Q: Could we see polio again in the Americas?

A: Absolutely. Immunization rates in the West aren’t perfect. If the virus got into, say, an inner city where there are lots of unvaccinated kids all clustered together, there would be a risk of an outbreak. But in Canada, you have high levels of sanitation. The probability of a substantive outbreak is unlikely, but the possibility is very real. That’s why Canada has got a vested interest in getting rid of this. Every kid, everywhere, is going to benefit in perpetuity from [getting rid of polio].

Q: How close are we today?

A: We’re closer than we’ve ever been. When we started, 1,000 [kids were paralyzed] every day. Now it’s around 327 cases for last year. We don’t know how many countries had what we call indigenous polio [when the program started], meaning they’d never stopped it, but it was probably over 125. As of today, there are only three countries that never stopped the virus. And, in those countries, it’s only part of the country that never stopped it. Basically, there are maybe 30 districts in the world that have not stopped polio. It’s a very small area, but these are very tough places.

Q: So where are they?

A: The southern part of Afghanistan is one—Helmand and Kandahar [provinces]. In Pakistan, it’s primarily along the border with Afghanistan, in the Federally Administered Tribal Areas. In Nigeria, it’s mostly in Kano [State], which is big, population-wise, and Borno [State] in the northeast, where Boko Haram [an Islamist terrorist group] has been active. Those are the last reservoirs of indigenous virus.

From there, the virus spreads. We had 180 cases in Somalia last year, from a virus imported from Nigeria. Similarly, the virus spread from Pakistan to Egypt in late 2012, and then has been found in Israel and Palestine, and caused the 17 cases we’ve seen so far in Syria. There are about 13 cases in Afghanistan this year, but all of those are coming across the border from Pakistan, with the exception of one case in the southern region. Cases are up globally this year, but if you look at Nigeria, we’re down 60 per cent from last year. In Afghanistan, there’s been a 70 per cent decline since last year. Pakistan’s a different issue.

Q: Will the world be polio-free by 2018?

A: The first milestone is to stop transmission globally by the end of 2014. Now, who’s on track? Nigeria, if they can sustain this, and let’s hope they do, because they go into federal elections in 2015, so the window to get it done is now, while politicians can still give attention to this. In Afghanistan, there’s been huge progress. They could knock this out. But they will always be restricted by what’s happening next door in Pakistan, because they keep getting reinfected.

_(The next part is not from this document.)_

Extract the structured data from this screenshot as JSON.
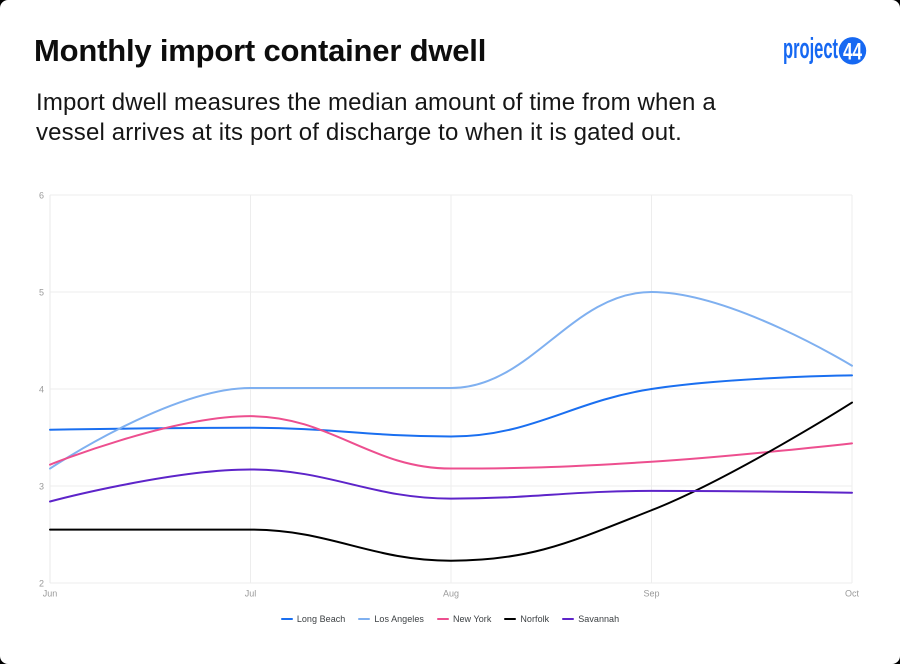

The big concern is Pakistan. In the north, in Waziristan, there was a ban on vaccination [introduced] about a year and a half ago. The government of Pakistan has got to get negotiating, and get to an agreement with that leadership. The next challenge is in the Khyber area, where military operations prevent vaccination. Most importantly, you’ve got to stop shooting your vaccinators. We’ve had over 25 vaccinators or police escorts shot and murdered. Not a single one of these people has been brought to account. This is not about polio. That’s just basic rights to health.